Background: S-adenosyl-L-methionine (SAM) is the methyl donor for all methylation reactions and regulates the synthesis of glutathione, the main cellular antioxidant. Previous experimental studies suggested that SAM may benefit patients with established alcoholic liver diseases (ALDs). The aim of this study was to determine the efficacy of SAM in treatment for ALD in a 24-week trial. The primary endpoints were changes in serum aminotransferase levels and liver histopathology scores, and the secondary endpoints were changes in serum levels of methionine metabolites.

Methods: We randomized 37 patients with ALD to receive 1.2 g of SAM by mouth or placebo daily. Subjects were required to remain abstinent from alcohol drinking. A baseline liver biopsy was performed in 24 subjects, and a posttreatment liver biopsy was performed in 14 subjects.

Results: Fasting serum SAM levels were increased over timed intervals in the SAM treatment group. The entire cohort showed an overall improvement of AST, ALT, and bilirubin levels after 24 weeks of treatment, but there were no differences between the treatment groups in any clinical or biochemical parameters nor any intra- or intergroup differences or changes in liver histopathology scores for steatosis, inflammation, fibrosis, and Mallory-Denk hyaline bodies.
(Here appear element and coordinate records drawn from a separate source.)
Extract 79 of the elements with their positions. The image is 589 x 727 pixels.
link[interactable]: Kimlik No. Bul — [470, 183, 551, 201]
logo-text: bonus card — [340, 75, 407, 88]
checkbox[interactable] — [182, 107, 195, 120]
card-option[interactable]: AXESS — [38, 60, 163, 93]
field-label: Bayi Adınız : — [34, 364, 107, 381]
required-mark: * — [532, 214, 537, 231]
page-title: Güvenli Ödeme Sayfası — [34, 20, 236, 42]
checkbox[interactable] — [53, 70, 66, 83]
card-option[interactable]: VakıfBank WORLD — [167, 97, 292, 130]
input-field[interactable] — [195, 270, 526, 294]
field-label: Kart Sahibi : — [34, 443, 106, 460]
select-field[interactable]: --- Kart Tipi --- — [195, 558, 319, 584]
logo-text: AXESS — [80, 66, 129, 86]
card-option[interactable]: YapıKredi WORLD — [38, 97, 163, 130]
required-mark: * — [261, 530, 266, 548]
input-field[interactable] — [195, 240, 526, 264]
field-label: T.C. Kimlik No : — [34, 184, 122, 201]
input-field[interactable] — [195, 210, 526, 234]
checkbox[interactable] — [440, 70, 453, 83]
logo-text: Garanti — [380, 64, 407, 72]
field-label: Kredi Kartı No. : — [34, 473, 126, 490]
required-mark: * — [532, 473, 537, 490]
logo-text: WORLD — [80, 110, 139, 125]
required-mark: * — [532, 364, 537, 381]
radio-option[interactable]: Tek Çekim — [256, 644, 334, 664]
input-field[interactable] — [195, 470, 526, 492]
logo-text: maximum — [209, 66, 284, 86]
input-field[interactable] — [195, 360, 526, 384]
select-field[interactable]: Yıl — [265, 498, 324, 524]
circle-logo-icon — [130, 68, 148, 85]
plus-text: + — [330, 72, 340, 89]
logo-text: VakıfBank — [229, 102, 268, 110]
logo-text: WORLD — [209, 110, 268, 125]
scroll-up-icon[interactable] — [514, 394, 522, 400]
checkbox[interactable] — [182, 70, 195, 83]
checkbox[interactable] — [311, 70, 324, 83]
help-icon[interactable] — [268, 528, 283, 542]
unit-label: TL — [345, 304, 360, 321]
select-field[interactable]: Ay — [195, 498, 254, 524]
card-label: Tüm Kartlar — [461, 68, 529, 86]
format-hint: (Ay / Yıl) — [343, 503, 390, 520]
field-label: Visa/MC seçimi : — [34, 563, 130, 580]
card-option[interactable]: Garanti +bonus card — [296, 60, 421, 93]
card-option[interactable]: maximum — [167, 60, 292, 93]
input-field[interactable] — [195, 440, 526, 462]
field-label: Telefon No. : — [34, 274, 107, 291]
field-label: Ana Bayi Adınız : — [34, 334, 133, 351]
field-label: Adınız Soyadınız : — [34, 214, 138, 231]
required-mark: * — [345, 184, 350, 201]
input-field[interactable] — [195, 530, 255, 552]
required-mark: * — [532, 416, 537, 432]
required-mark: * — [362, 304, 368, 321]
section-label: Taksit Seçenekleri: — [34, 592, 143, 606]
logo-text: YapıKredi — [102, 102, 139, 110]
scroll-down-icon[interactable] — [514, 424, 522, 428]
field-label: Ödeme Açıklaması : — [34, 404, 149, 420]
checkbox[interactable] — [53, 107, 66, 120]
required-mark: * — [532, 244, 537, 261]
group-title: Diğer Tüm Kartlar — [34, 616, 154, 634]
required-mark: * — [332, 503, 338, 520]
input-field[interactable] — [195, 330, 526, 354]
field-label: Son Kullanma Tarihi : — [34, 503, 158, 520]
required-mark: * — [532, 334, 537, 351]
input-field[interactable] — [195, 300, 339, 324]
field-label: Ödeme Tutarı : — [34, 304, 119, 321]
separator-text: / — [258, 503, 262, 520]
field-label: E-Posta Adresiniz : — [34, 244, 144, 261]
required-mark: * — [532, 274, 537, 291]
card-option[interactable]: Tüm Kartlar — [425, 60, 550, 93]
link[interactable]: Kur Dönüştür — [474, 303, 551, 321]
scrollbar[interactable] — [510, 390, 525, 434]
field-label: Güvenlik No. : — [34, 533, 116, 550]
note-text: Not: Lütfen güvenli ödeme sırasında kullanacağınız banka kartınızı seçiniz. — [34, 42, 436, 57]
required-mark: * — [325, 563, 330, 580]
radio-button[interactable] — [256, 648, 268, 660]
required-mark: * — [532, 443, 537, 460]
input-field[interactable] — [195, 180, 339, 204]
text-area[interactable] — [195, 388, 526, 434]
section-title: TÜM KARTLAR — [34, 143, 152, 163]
Conclusions: Whereas abstinence improved liver function, 24 weeks of therapy with SAM was no more effective than placebo in the treatment for ALD.

Copyright © 2011 by the Research Society on Alcoholism.

Figures

Figure 1. Methionine metabolism

Methionine is converted by methionine adenosyltransferase (MAT1A) to S-adenosylmethionine (SAM), which is subsequently metabolized to S-adenosylhomocysteine (SAH) by donating its methyl moiety to DNA methyltransferases (DNMTs) or to other methyltransferases that include glycine N-methyltransferase (GNMT). SAH hydrolase (SAHH) regulates the bi-directional reaction that leads to the synthesis of homocysteine from SAH or vice versa. Completing the cycle, homocysteine is converted to methionine by methionine synthase (MS), but is also reduced through the transsulfuration pathway, which leads to the synthesis of glutathione (GSH). This pathway is regulated by the vitamin B6-dependent enzymes cystathionine β synthase (CβS) and γ-cystathionase. Alpha-aminobutyric acid (ABU) is the collateral product of the reaction catalyzed by cystathionase.

Figure 2. Adjusted serum SAM levels

SAM treatment group presented overall higher serum SAM levels over time than placebo group during the 24 weeks of the trial. All serum SAM levels were obtained after 12-hour fasting.